沈砚北不由皱眉。他媳妇身体一直很好,几乎没见过他感冒生病。但回来的这两日,他明显感觉他媳妇精神不太好。而且昨晚抱着人睡觉的时候就发现他媳妇好像瘦了好多。
想到这里的医疗条件这么落后,沈砚北严肃地叮嘱道:“不舒服就找个大夫看看,不要忍着。”
今天是他们的大喜之日,都还没洞房就找大夫,也太不吉利了。顾长封便道:“我真的没事,就是感觉有些累。”
他是真的累。
昨日夜里,主院那女人被他正式承袭镇国公之位和被被赐婚的消息刺激了,大哭大闹,寻死觅活地说要见他。看守的下人怕闹出人命晦气,急忙通知他。深夜被吵醒,他已经十分不悦,但也不想自己的好日子受到影响,便去了主院见她。结果那女人用自己的发簪划伤自己,流了满地的血,还用手指沾了自己的血在地上画符咒诅咒他这辈子都不孕不育!

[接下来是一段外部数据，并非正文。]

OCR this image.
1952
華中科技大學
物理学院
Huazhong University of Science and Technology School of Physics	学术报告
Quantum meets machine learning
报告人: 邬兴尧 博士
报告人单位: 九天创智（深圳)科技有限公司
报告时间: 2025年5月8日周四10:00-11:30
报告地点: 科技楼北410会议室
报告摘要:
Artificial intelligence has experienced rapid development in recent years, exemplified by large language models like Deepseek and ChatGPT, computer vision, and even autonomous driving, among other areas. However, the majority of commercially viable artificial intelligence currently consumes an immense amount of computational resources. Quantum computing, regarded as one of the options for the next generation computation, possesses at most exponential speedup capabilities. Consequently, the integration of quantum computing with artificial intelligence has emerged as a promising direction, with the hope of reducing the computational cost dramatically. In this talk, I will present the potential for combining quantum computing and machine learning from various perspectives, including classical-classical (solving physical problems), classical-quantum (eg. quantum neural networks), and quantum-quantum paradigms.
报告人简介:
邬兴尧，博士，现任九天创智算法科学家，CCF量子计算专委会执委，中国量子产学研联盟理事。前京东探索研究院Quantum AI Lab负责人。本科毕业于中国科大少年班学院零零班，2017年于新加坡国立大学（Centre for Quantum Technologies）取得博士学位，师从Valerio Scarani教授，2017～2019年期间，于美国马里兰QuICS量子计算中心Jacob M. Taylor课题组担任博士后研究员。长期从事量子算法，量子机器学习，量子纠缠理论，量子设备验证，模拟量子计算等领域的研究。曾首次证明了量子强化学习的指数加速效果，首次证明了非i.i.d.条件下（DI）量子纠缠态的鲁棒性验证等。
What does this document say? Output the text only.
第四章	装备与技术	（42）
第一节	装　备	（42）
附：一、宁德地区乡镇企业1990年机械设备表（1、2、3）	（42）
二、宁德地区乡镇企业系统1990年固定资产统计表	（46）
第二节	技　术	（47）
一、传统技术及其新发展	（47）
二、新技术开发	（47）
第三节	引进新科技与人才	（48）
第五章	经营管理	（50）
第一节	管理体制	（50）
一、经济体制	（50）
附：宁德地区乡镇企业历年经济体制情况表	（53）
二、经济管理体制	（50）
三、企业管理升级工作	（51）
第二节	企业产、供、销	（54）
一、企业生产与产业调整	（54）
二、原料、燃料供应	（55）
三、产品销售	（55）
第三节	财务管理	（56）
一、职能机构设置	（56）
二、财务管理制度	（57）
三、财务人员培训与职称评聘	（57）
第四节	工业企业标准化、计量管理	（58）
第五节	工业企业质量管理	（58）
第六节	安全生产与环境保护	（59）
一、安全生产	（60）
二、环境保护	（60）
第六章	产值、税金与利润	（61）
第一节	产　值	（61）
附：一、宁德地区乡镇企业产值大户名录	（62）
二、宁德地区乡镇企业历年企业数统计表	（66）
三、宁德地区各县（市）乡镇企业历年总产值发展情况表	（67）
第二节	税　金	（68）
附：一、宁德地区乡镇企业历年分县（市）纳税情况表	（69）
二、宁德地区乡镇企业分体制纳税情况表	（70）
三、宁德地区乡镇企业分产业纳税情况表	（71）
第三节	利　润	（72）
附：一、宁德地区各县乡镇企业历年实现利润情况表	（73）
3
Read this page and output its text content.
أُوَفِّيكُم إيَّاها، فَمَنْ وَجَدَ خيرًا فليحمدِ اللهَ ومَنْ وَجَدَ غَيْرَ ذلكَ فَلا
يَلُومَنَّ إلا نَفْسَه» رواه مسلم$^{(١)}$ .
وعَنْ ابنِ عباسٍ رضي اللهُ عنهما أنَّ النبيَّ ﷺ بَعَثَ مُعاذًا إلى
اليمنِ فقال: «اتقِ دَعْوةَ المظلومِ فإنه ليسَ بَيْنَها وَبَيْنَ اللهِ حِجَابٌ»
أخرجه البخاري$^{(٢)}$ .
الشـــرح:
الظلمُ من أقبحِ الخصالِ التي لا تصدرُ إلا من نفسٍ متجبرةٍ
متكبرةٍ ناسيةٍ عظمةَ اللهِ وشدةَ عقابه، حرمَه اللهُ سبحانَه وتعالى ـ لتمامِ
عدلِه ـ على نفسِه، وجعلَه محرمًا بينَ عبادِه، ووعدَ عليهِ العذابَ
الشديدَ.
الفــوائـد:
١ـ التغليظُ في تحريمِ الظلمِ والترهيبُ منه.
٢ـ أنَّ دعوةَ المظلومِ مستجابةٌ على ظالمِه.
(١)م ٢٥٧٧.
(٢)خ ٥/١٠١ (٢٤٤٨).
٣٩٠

他强惹着怒火把她打晕,叫下人请大夫来给她医治并勒令当场之人不许把这件事宣扬出去。
被这事一闹,他哪里还睡得着?然后今天一大早又被人吵醒,身体疲乏得很但不得不打起精神给一群人摆弄……
沈砚北静静地看他一会,顾长封目光平静地与他对视。
看不出异样,沈砚北道:“那快些吃完就去休息吧。”话虽这么说,但心里还是决定明早去请大夫过来给顾长封看看。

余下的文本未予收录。